Although details of GRIMech are no longer considered to be leading-edge kinetic expertise, the model continues to be used extensively, for exactly the same reasons that made it successful 20 years ago—namely, easy and free access; thorough testing, evaluation, and validation; and common acceptance. This mechanism provided a combustion simulation tool of significant value that unified the international combustion community and accelerated combustion progress for 20 years. It is interesting to note that GRIMech shared most of these attractive features with the CHEMKIN software, described in Appendix B of this report. For more than 10 years, a large fraction of the combustion community used one or the other or both of these research tools in their daily efforts, and the community prospered and made significant advances in all types of combustion research, experimental and theoretical, as well as in computer modeling. These were two essential parts of an effective combustion cyberinfrastructure, and they form a template for a possible new cyberinfrastructure based on more modern software tools and chemistry models for practical petroleum-based fuels and biofuels for future combustion systems.

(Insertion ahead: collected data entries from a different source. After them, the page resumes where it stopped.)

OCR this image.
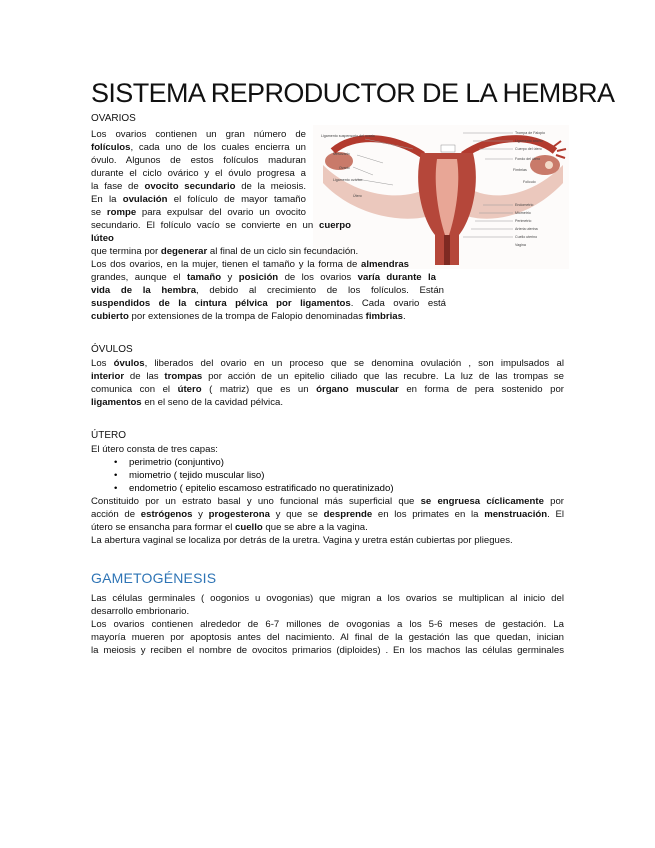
SISTEMA REPRODUCTOR DE LA HEMBRA
OVARIOS
Ligamento suspensorio del ovario
Mesovario
Ovario
Ligamento ovárico
Útero
Trompa de Falopio
Ligamento ancho
Cuerpo del útero
Fondo del útero
Endometrio
Miometrio
Perimetrio
Arteria uterina
Cuello uterino
Vagina
Fimbrias
Folículo

Los ovarios contienen un gran número de

folículos, cada uno de los cuales encierra un

óvulo. Algunos de estos folículos maduran

durante el ciclo ovárico y el óvulo progresa a

la fase de ovocito secundario de la meiosis.

En la ovulación el folículo de mayor tamaño

se rompe para expulsar del ovario un ovocito

secundario. El folículo vacío se convierte en un cuerpo lúteo

que termina por degenerar al final de un ciclo sin fecundación.

Los dos ovarios, en la mujer, tienen el tamaño y la forma de almendras

grandes, aunque el tamaño y posición de los ovarios varía durante la

vida de la hembra, debido al crecimiento de los folículos. Están

suspendidos de la cintura pélvica por ligamentos. Cada ovario está

cubierto por extensiones de la trompa de Falopio denominadas fimbrias.

ÓVULOS

Los óvulos, liberados del ovario en un proceso que se denomina ovulación , son impulsados al

interior de las trompas por acción de un epitelio ciliado que las recubre. La luz de las trompas se

comunica con el útero ( matriz) que es un órgano muscular en forma de pera sostenido por

ligamentos en el seno de la cavidad pélvica.

ÚTERO

El útero consta de tres capas:

• perimetrio (conjuntivo)
• miometrio ( tejido muscular liso)
• endometrio ( epitelio escamoso estratificado no queratinizado)

Constituido por un estrato basal y uno funcional más superficial que se engruesa cíclicamente por

acción de estrógenos y progesterona y que se desprende en los primates en la menstruación. El

útero se ensancha para formar el cuello que se abre a la vagina.

La abertura vaginal se localiza por detrás de la uretra. Vagina y uretra están cubiertas por pliegues.

GAMETOGÉNESIS

Las células germinales ( oogonios u ovogonias) que migran a los ovarios se multiplican al inicio del

desarrollo embrionario.

Los ovarios contienen alrededor de 6-7 millones de ovogonias a los 5-6 meses de gestación. La

mayoría mueren por apoptosis antes del nacimiento. Al final de la gestación las que quedan, inician

la meiosis y reciben el nombre de ovocitos primarios (diploides) . En los machos las células germinales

The GRIMech panel of experts envisioned extending this approach to larger and more complex hydrocarbons and other fuels, but the disappearance of the GRI as a research funding agency and the lack of other continuing support commitments made further extensions impossible. A combustion cyberinfrastructure would make these extensions possible. If the GRIMech history is any predictor, such a set of tools, enabled by a combustion cyberinfrastructure, would again have the same type of generally unifying results. It would also significantly accelerate the pace of progress in combustion research and lead to greatly improved combustion systems.
REFERENCE
Frenklach, M. 2007. “Transforming Data into Knowledge—Process Informatics for Combustion Chemistry.” Proceedings of the Combustion Institute, Vol. 31, pp. 125-140.